Тедди не считал, что искусство («Искусство», беззвучно поправился он из уважения к матери) должно чему-то учить: оно должно радовать, успокаивать, возвышать, рождать понимание. (В сущности, «само по себе».) Для него дело когда-то обстояло именно так. Но Нэнси тяготела к дидактике.
Добросовестный школьный учитель, дающий знания, говорила Нэнси, горячо увлеченная этой идеей. Именно ему суждено внести свой вклад, пусть и скромный, в строительство лучшего будущего. Сама она вступила в Лейбористскую партию и неукоснительно посещала затяжные, унылые собрания. «Киббо Кифт» дал ей хорошую закалку.
В паб они зашли потому, что Нэнси хотела убедиться, не начался ли у Тедди предсвадебный мандраж и не пропало ли желание вступать в брак. Тедди заподозрил, что дело обстоит как раз наоборот и что это она надеется в последнюю минуту развязать себе руки. Коньяк на удивление оказался отменным: хозяин паба, узнав, что к нему заглянули без пяти минут молодожены, достал из-под прилавка бутылку «в честь влюбленных». О ее происхождении можно было только догадываться. Порой Тедди приходило в голову, что от войны выгадали все, кроме тех, кто воевал.
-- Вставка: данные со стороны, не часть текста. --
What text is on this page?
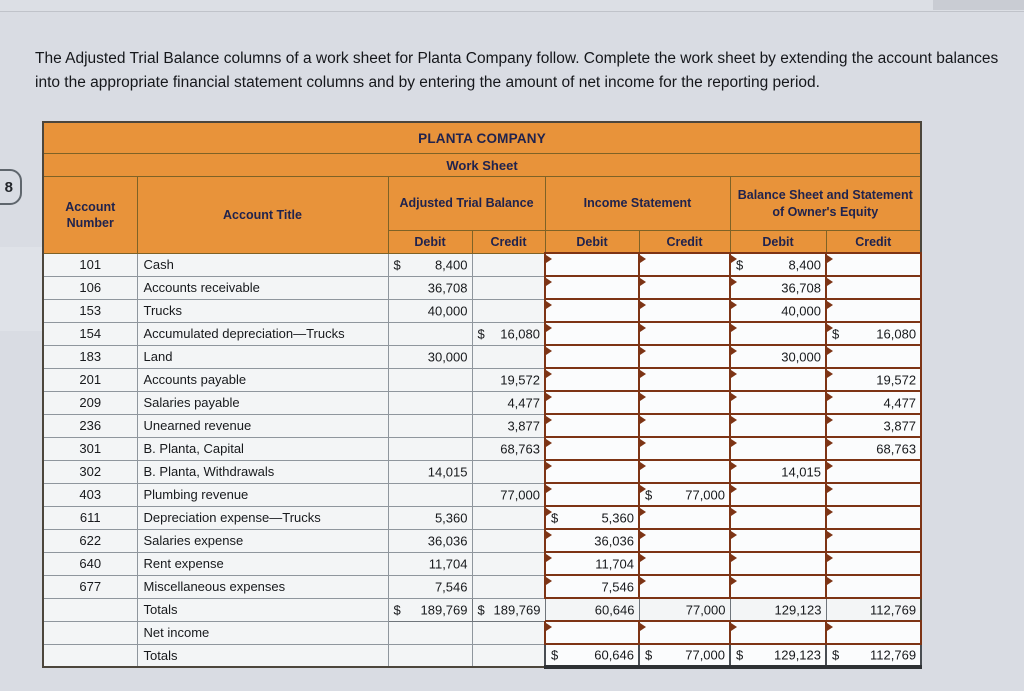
8

The Adjusted Trial Balance columns of a work sheet for Planta Company follow. Complete the work sheet by extending the account balances into the appropriate financial statement columns and by entering the amount of net income for the reporting period.

PLANTA COMPANY							
Work Sheet							
Account Number	Account Title	Adjusted Trial Balance		Income Statement		Balance Sheet and Statement of Owner's Equity	
		Debit	Credit	Debit	Credit	Debit	Credit
101	Cash	$ 8,400				$ 8,400	

106	Accounts receivable	36,708				36,708	

153	Trucks	40,000				40,000	

154	Accumulated depreciation—Trucks		$ 16,080				$ 16,080

183	Land	30,000				30,000	

201	Accounts payable		19,572				19,572

209	Salaries payable		4,477				4,477

236	Unearned revenue		3,877				3,877

301	B. Planta, Capital		68,763				68,763

302	B. Planta, Withdrawals	14,015				14,015	

403	Plumbing revenue		77,000		$ 77,000		

611	Depreciation expense—Trucks	5,360		$ 5,360			

622	Salaries expense	36,036		36,036			

640	Rent expense	11,704		11,704			

677	Miscellaneous expenses	7,546		7,546			

	Totals	$ 189,769	$ 189,769	60,646	77,000	129,123	112,769

	Net income	

	Totals			$ 60,646	$ 77,000	$ 129,123	$ 112,769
— Courage, mon ami,[5] — провозгласила Нэнси, воздав должное происхождению коньяка. Неужели у нее было чувство, что им недостает мужества?
— За будущее, — чокаясь, ответил Тедди.
На войне он долго не верил в будущее — сама мысль казалась ему нелепой, а теперь, когда наступило «потом» — так он на фронте называл про себя послевоенное время, — нелепость почему-то лишь выросла.
— И за счастье, — добавил он для порядка, потому что так было заведено.
— Выходит, «он женился на соседской девушке», — проворчала Нэнси. — Как будто у нас не было выбора, как будто мы просто покорились судьбе.
— Но ты действительно жила по соседству, — заметил он, — и я действительно на тебе женюсь.
— Да, — терпеливо подтвердила она, — но мы как-никак делаем выбор. И это важно. Мы не просто бредем вслепую, как лунатики.
Тедди подумал, что он-то вроде как бредет вслепую.
Они вместе провели детство: если не как влюбленные, то, по крайней мере, как лучшие друзья. Когда Тедди уехал из Лисьей Поляны в частную школу-пансион, Нэнси была единственной, не считая его родных, за кого он перед сном молился. Храни мою мать и моего отца (оказалось, в школе никто не называл родителей «мама» и «папа», даже в немых молитвах), и Урсулу, и Памелу, и Джимми, и Нэнси, и Трикси. Когда Трикси не стало и ее место занял Джок, Тедди стал говорить «…и Джока, и Трикси на небесах». В самом деле, собаки были членами семьи. Тедди обычно добавлял их к общему списку как-то виновато, а иногда и вовсе пропускал.
— Ты не обязана идти под венец, — сказал Тедди. — Я тебя не принуждаю. В конце-то концов, когда была война, все спешили заключить помолвку.
— Ну ты и гусь, — сказала она. — Естественно, я выхожу за тебя по доброй воле. Но уверен ли ты сам, что хочешь на мне жениться? Вот в чем вопрос. Отвечай просто «да» или «нет». Без околичностей.
— Да, — быстро ответил он, причем так громко, что двое других посетителей — древний старичок и с ним еще более древняя собака — даже вздрогнули.
Война стала бездонной пропастью: к прежней жизни, к прежним самим себе возврата не было. Это касалось не только их двоих, но и всей обнищавшей, разрушенной Европы.